AEBOX/Gonzalo Campos
Un campeón en paz consigo mismo
Durante la convención anual de la World Boxing Organization (WBO) celebrada esta semana en Bogotá (Colombia), Terence Crawford (41-0, 31 KO) habló sin filtros sobre el momento que vive en su carrera.
El estadounidense, campeón indiscutido en dos divisiones y reciente vencedor de Canelo Álvarez, reconoció que, tras años de dudas y de ser subestimado, siente al fin el respeto que siempre buscó.
“Por fin siento el reconocimiento que merecía, después de tantos años en los que fui ignorado o marginado. Es un buen sentimiento, pero también agridulce cuando llega al final de tu carrera.”
Crawford, que cumplirá 38 años en marzo, se mostró consciente de que el tiempo juega en su contra.
“Siento que estoy al final de mi carrera. El padre tiempo te alcanza tarde o temprano. Las cosas que me pasan en el campamento ahora no me pasaban a los 30.”
Aun así, no deja espacio para el conformismo.
“Al mismo tiempo siento que estoy en mi mejor momento. Hay que vivir el día a día.”

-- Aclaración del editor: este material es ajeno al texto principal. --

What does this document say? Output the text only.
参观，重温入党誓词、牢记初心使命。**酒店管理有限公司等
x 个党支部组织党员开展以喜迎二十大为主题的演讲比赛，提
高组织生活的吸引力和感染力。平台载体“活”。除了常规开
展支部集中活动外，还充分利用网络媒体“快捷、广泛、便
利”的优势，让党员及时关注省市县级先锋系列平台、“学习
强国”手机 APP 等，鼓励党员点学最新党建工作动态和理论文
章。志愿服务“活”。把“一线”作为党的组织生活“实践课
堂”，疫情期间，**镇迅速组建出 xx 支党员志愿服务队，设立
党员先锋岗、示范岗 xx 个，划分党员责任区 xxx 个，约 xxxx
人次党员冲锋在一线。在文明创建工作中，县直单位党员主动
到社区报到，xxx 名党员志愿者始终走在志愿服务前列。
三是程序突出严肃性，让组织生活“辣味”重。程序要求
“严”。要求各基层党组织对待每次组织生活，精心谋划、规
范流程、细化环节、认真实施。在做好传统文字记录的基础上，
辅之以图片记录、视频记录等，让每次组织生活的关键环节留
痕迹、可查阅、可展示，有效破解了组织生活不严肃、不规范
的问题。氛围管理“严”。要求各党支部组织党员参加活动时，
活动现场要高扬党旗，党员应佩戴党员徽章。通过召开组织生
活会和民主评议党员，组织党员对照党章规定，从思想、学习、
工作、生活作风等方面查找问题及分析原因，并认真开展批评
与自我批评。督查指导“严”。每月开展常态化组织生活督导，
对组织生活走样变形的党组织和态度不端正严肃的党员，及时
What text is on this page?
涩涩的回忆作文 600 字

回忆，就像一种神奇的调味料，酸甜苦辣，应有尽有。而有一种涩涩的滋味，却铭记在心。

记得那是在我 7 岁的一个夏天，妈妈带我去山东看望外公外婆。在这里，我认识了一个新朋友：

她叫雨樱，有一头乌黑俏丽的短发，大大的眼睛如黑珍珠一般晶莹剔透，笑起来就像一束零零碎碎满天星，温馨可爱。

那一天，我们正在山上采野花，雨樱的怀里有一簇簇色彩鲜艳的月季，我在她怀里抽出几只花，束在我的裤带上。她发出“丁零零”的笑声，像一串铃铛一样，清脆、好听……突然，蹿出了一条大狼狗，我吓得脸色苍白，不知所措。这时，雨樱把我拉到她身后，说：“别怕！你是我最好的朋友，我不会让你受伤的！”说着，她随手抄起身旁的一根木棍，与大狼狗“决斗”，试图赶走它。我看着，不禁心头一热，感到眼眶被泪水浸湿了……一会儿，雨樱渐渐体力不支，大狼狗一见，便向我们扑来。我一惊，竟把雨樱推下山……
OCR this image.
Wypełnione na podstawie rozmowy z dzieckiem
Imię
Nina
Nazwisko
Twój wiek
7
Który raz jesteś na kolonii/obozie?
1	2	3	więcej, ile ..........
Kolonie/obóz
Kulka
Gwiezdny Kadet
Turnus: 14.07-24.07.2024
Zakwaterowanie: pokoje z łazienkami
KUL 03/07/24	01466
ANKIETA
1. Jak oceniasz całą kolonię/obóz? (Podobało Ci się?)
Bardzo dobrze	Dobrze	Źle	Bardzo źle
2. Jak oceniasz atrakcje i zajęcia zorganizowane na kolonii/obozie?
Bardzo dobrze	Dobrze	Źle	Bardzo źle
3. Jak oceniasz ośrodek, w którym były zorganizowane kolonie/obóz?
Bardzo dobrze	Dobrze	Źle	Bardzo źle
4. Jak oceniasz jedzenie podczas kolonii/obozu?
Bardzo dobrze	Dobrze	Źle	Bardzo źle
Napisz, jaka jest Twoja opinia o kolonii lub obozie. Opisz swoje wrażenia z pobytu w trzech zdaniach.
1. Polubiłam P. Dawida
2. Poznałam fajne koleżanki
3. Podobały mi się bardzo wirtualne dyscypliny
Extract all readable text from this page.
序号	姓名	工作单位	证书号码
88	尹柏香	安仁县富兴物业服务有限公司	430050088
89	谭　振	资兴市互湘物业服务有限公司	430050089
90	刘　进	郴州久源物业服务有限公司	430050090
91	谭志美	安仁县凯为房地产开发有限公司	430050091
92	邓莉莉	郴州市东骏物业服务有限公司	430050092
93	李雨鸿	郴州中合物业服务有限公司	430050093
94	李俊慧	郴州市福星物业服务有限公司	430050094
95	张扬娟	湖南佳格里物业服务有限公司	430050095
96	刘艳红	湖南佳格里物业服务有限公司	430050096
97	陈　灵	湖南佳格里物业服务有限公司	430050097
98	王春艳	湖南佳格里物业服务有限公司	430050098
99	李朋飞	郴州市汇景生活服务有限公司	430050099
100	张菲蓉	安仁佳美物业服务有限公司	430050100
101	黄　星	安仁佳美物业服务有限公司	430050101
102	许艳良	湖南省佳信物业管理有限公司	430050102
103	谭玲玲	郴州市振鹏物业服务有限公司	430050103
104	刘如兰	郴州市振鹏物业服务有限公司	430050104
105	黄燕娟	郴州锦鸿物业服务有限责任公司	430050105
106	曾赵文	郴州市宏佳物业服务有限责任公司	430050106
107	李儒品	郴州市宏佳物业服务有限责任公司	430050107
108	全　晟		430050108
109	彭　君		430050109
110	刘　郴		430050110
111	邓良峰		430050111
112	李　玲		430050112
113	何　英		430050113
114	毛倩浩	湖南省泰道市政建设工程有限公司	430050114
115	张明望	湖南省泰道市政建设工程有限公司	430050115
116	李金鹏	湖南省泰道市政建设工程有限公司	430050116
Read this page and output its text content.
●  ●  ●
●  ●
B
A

Reflexión y madurez en la cima
El púgil de Omaha abordó con serenidad la falta de motivaciones nuevas en su trayectoria.
“Todo lo que haga ahora no será algo que realmente deseaba hacer”, admitió, dejando claro que tras derrotar a Canelo Álvarez y unificar todos los títulos en varias divisiones, su legado ya está construido.
Sus palabras reflejan una mezcla de orgullo y resignación: orgullo por lo alcanzado, resignación por la velocidad con la que pasa el tiempo en el boxeo.
El valor del reconocimiento
Las declaraciones de Crawford en la convención de la WBO van más allá de su carrera personal: son una mirada introspectiva sobre el reconocimiento y la fugacidad de la gloria.
Durante años considerado el mejor libra por libra del mundo, Crawford parece hoy más centrado en dejar huella que en ampliar su palmarés.
Su intervención en Bogotá fue recibida con respeto y emoción por los asistentes, que vieron a un campeón maduro, consciente y agradecido.
Un Crawford humano, que se sincera cuando ya no necesita demostrar nada.